Gericht: Saarländisches Oberlandesgericht
Beschluss verkündet am 12.02.2008
Aktenzeichen: 1 Ws 233/07
Rechtsgebiete: StGB, StPO


Vorschriften:

StGB § 57
StGB § 57 Abs. 1 Satz 1 Nr. 2
StGB § 57 Abs. 1 Satz 2
StGB § 57 Abs. 2 Nr. 1
StPO § 454b Abs. 2
StPO § 454b Abs. 2 Satz 1
StPO § 454b Abs. 3
StPO § 462a Abs. 1
Diese Entscheidung enthält keinen zur Veröffentlichung bestimmten Leitsatz.
SAARLÄNDISCHES OBERLANDESGERICHT BESCHLUSS

1 Ws 233/07

Strafvollstreckungssache

wegen Diebstahls

Auf die sofortige Beschwerde des Verurteilten vom 7. November 2007 gegen den Beschluss der Strafvollstreckungskammer II des Landgerichts Saarbrücken vom 24. Oktober 2007 hat der 1. Strafsenat des Saarländischen Oberlandesgerichts in Saarbrücken am 12. Februar 2008 durch

den Vorsitzenden Richter am Oberlandesgericht Balbier die Richterin am Oberlandesgericht Burmeister den Richter am Oberlandesgericht Wiesen

nach Anhörung der Generalstaatsanwaltschaft beschlossen:

Tenor:

1. Unter Aufhebung des angefochtenen Beschlusses wird die Vollstreckung des Rests der mit Urteil des Amtsgerichts München vom 19. September 2006 (1121 Ds 231 Js 206221/06) gegen den Verurteilten verhängten Gesamtfreiheitsstrafe von 1 Jahr und 2 Monaten nach Verbüßung der Hälfte dieser Strafe zur Bewährung ausgesetzt.

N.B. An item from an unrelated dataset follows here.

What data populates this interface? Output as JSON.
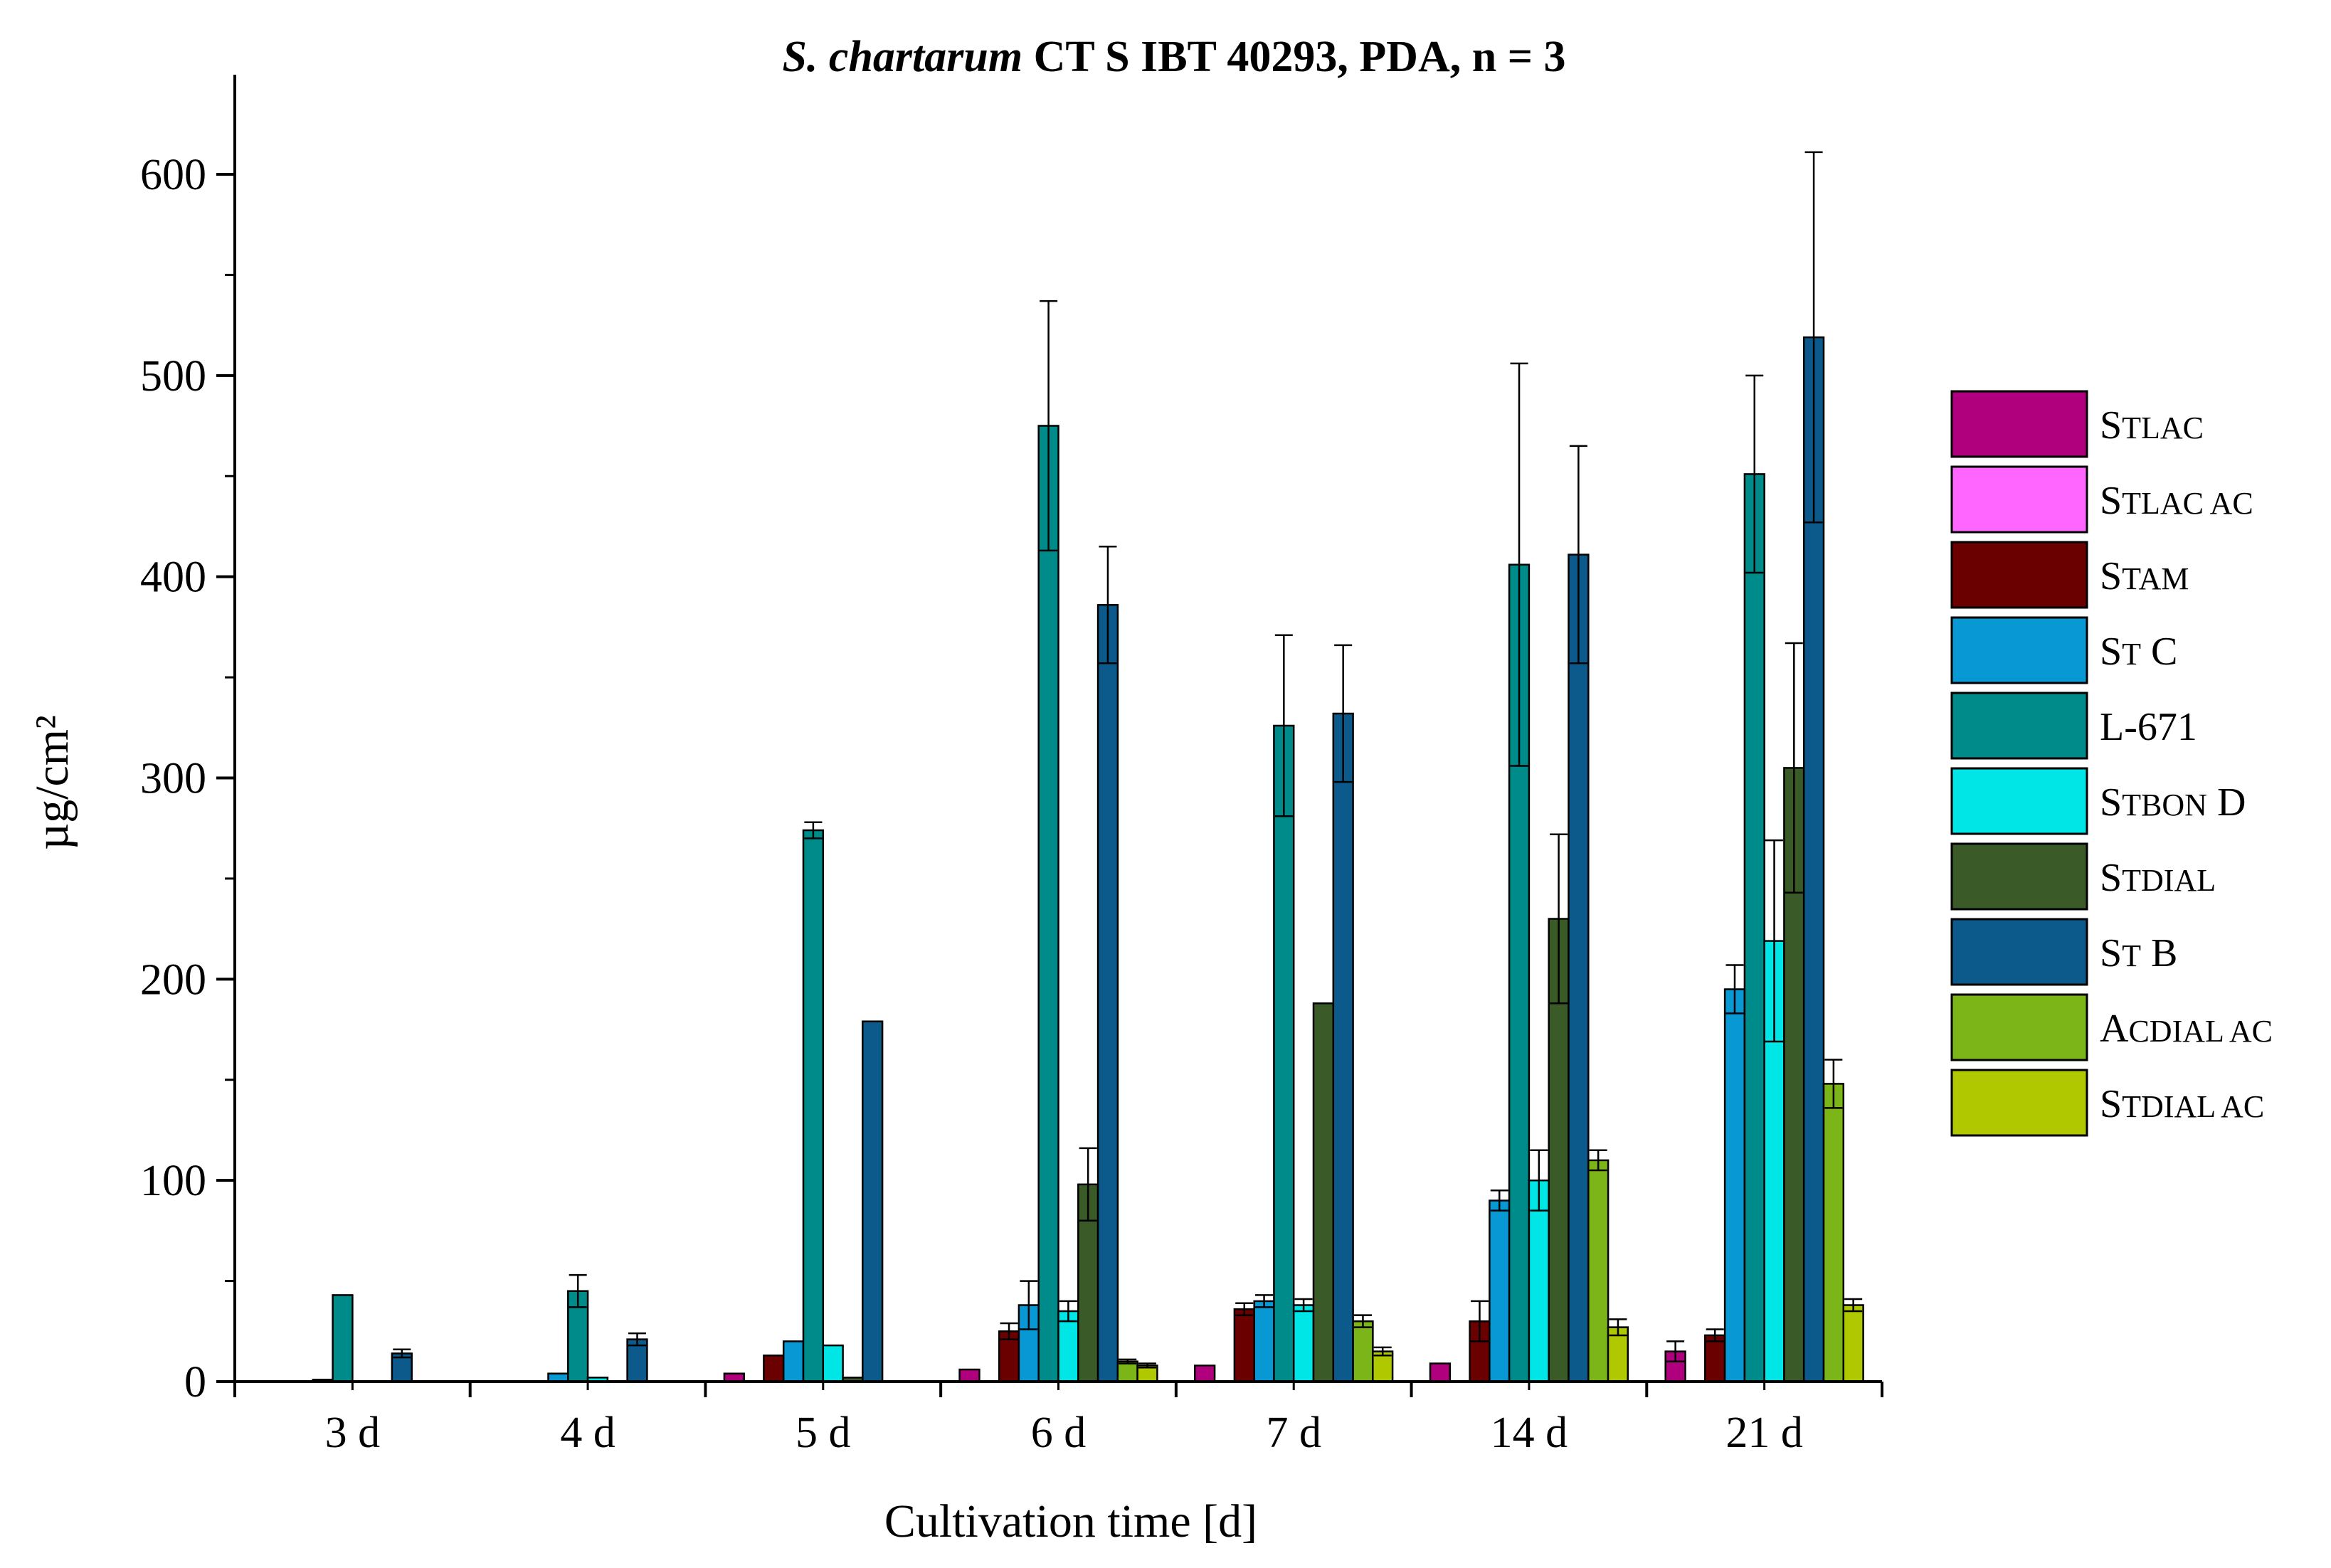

2. Die Bewährungszeit wird auf 3 Jahre festgesetzt.

3. Der Verurteilte wird für die Dauer der Bewährungszeit der Aufsicht und Leitung des für seinen Wohnsitz zuständigen Bewährungshelfers unterstellt.

4. Er wird angewiesen,

a) nach seiner Entlassung einen festen Wohnsitz zu nehmen und diesen sowie jeden Wohnsitzwechsel dem Bewährungshelfer und der Staatsanwaltschaft München I zu dem Aktenzeichen 231 VRs 206221/06 umgehend mitzuteilen;

b) alsbald eine versicherungspflichtige Tätigkeit aufzunehmen oder sich bei dem für ihn zuständigen Arbeitsamt als arbeitssuchend zu melden, es sei denn er geht einer ordnungsgemäß angemeldeten selbstständigen Tätigkeit nach, sowie dem Bewährungshelfer binnen einer Frist von einem Monat ab Entlassung die ordnungsgemäße Anmeldung oder die Aufnahme einer versicherungspflichtigen Tätigkeit nachzuweisen oder eine Bestätigung des Arbeitsamts, dass er dort als Arbeitssuchender gemeldet ist und bisher nicht vermittelt werden konnte, vorzulegen.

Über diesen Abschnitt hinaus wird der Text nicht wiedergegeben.